The real estate and construction firm Renaissance Indus Infra has been accepted into the corporate insolvency resolution process (CIRP) as a result of a request made by Catalyst Trusteeship, one of its financial creditors. Following the company's failure to repay a debt of approximately Rs 444 crore, the lender filed a petition with the bankruptcy court. 

The Renaissance Group first received money from Edelweiss Financial Services for its special purpose vehicle (SPV) projects RUIPL and Renaissance India. The company proposed to refinance the outstanding amount with Edelweiss and obtain extra funding for the project development costs in accordance with the debt term sheet negotiated in 2018. 

According to the loan term sheet that Altico Capital India and the company had agreed to, Altico had committed to subscribe to non-convertible debentures (NCDs) totalling Rs 390 crore. However, only Rs 280 crore was actually paid out. As a result, a debenture trust deed was signed in June 2018 by the business as the issuer and Vista ITCL India as the debenture trustee. Altico as debenture holder transferred all its rights under the debentures as well as the underlying security interest and rights created by Renaissance Group, and other obligations related to these debentures to the financial creditor in March 2021. 

Nishit Dhruva, managing partner of the legal firm MDP & Partners, contended on behalf of the lender that the corporation began making late payments on its debts starting in March 2021 and every quarter end after that. Renaissance Group asserts that the petition should have been dismissed because only the debenture trustee or a financial creditor acting jointly with the trustee may make such a claim. A financial creditor cannot make such a petition on their own. The financial creditor is an initial assignee under the assignment agreement as of March 2021 and the tribunal has thus rejected the argument while stating that the petitioner is clearly qualified to do so. 
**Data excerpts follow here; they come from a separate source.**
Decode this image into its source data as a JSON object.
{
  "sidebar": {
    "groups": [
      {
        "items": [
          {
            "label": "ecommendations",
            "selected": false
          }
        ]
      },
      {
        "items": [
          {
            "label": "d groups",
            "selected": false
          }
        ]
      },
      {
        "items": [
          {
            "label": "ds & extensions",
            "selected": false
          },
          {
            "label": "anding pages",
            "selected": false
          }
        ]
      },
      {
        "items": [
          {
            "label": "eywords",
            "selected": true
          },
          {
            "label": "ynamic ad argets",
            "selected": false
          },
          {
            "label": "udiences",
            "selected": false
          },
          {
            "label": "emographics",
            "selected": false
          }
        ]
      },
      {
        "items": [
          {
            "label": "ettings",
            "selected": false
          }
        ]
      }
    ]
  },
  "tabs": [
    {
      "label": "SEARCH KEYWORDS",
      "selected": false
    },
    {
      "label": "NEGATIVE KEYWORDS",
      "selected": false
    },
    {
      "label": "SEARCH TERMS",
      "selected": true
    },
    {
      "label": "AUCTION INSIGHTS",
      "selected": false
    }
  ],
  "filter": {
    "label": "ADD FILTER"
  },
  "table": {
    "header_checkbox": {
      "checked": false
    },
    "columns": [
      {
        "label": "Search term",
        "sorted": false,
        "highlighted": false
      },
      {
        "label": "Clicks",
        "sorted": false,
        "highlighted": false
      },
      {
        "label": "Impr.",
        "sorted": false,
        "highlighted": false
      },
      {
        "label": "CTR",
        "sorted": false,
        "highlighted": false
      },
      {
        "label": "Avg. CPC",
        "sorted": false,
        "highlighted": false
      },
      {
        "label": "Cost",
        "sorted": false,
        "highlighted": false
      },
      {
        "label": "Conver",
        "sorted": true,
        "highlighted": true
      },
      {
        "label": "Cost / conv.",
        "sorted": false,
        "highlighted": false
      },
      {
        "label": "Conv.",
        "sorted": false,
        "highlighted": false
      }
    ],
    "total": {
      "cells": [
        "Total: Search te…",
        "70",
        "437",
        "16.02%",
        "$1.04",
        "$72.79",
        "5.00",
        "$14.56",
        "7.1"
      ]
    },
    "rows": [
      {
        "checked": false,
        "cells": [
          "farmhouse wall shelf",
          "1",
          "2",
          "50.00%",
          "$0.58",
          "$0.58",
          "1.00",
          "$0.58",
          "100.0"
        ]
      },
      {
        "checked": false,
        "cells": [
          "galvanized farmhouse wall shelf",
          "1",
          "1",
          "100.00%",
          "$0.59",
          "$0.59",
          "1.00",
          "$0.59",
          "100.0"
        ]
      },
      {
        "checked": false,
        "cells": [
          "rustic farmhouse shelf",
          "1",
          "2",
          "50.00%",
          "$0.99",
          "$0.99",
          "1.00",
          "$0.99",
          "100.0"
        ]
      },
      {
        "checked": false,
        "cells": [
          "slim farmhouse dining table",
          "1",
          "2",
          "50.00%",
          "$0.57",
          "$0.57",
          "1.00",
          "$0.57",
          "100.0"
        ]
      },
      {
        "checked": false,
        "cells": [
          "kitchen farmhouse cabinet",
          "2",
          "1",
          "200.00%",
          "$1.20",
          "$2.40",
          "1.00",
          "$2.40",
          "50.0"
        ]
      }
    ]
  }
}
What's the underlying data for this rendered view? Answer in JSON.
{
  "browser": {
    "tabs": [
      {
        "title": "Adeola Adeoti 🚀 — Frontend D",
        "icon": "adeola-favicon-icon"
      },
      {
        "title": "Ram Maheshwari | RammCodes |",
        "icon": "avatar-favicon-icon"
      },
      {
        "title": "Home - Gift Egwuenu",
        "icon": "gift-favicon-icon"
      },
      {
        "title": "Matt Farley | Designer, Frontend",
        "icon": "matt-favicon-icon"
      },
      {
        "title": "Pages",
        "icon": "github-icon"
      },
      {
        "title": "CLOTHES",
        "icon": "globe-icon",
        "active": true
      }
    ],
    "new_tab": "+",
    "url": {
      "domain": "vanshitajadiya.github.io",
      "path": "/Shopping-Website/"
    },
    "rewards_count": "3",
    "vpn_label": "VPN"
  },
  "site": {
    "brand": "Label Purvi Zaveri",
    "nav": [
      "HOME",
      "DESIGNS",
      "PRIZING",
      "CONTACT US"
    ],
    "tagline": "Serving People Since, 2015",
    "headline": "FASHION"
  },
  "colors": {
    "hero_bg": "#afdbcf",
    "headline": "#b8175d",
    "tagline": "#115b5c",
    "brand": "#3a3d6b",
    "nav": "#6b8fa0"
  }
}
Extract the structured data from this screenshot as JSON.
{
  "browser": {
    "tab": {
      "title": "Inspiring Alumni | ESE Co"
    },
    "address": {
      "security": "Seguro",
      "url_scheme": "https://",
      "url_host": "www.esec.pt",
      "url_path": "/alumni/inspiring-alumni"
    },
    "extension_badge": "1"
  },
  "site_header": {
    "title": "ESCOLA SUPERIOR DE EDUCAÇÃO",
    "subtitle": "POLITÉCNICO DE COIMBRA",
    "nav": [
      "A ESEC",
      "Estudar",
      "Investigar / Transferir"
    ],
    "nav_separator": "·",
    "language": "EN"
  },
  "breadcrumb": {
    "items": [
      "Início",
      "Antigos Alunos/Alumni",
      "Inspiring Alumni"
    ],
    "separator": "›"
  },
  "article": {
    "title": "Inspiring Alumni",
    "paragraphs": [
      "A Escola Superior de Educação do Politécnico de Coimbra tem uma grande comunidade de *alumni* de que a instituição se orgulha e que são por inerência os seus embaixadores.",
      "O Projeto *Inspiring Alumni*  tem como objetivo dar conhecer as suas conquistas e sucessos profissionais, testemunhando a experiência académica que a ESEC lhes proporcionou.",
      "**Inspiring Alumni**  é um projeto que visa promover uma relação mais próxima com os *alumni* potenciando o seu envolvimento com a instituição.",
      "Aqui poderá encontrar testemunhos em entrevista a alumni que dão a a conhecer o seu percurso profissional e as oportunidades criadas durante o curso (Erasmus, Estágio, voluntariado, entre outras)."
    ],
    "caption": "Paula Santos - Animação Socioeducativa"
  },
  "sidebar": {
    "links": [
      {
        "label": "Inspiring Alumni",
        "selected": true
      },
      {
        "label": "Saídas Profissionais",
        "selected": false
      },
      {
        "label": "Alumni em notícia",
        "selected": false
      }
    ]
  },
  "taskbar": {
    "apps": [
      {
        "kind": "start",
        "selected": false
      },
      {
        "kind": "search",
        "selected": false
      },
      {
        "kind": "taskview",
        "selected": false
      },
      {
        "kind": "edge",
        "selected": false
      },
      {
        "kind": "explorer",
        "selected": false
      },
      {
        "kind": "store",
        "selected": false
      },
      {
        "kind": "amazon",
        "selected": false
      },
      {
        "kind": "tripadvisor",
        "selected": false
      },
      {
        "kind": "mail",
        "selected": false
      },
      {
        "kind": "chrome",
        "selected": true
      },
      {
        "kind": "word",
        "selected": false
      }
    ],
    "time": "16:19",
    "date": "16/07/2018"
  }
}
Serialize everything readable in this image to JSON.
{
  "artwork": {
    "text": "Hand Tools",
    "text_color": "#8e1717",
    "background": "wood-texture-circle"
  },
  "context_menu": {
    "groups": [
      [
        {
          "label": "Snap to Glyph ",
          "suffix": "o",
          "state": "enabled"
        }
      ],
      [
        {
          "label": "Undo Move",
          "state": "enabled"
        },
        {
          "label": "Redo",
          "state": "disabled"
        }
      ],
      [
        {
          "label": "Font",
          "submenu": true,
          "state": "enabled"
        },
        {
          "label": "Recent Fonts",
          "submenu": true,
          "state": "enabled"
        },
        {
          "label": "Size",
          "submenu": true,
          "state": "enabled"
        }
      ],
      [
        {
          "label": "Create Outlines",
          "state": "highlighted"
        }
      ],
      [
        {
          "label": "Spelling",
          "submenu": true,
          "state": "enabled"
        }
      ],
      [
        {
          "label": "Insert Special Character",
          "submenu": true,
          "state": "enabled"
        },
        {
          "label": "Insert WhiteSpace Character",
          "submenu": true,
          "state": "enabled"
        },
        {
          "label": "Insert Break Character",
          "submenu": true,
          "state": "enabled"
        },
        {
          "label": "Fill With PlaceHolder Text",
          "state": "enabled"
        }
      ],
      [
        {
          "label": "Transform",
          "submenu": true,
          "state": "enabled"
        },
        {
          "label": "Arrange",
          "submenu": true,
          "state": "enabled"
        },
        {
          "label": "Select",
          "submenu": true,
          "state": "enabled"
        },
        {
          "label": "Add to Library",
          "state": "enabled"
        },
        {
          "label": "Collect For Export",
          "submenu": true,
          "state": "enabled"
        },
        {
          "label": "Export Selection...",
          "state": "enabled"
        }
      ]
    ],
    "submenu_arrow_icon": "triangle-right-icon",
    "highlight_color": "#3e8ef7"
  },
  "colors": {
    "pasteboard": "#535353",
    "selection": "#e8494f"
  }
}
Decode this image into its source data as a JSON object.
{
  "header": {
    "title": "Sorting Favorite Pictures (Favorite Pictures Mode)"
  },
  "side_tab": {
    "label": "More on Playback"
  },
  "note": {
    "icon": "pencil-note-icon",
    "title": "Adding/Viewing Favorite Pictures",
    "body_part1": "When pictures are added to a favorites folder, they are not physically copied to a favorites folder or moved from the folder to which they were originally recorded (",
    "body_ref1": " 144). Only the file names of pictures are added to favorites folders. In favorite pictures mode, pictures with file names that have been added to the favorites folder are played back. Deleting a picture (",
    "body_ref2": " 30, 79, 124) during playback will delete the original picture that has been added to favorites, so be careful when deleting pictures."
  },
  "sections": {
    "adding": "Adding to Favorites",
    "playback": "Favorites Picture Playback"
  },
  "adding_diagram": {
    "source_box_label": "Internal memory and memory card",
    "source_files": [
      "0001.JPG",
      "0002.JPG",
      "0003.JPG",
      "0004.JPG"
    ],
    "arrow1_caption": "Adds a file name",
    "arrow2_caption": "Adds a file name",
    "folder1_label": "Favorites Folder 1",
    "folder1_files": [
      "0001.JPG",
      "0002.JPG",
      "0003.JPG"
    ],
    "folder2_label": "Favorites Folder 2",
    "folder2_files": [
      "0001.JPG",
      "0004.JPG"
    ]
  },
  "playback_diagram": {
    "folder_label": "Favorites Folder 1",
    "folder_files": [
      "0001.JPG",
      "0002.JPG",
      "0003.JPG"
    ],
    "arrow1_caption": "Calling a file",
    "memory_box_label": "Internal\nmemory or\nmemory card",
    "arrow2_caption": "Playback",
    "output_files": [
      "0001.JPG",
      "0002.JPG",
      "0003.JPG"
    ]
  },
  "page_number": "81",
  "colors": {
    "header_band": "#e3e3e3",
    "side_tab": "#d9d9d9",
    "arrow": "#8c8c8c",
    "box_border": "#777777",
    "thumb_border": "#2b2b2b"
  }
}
According to the conditions of the Inter Creditor Agreement signed in June 2018 and purposefully omitted by the financial creditor while making the plea, the company had also argued that the financial creditor had no jurisdiction to file the petition. Even this argument put out by the firm was irrelevant in the tribunal's opinion. The tribunal has noted that the June 2018 Inter Creditor Agreement specified that finance parties are intended to collectively mean debenture trust deed, debenture holders and any agent of the debenture trustee and as a result can bring legal action.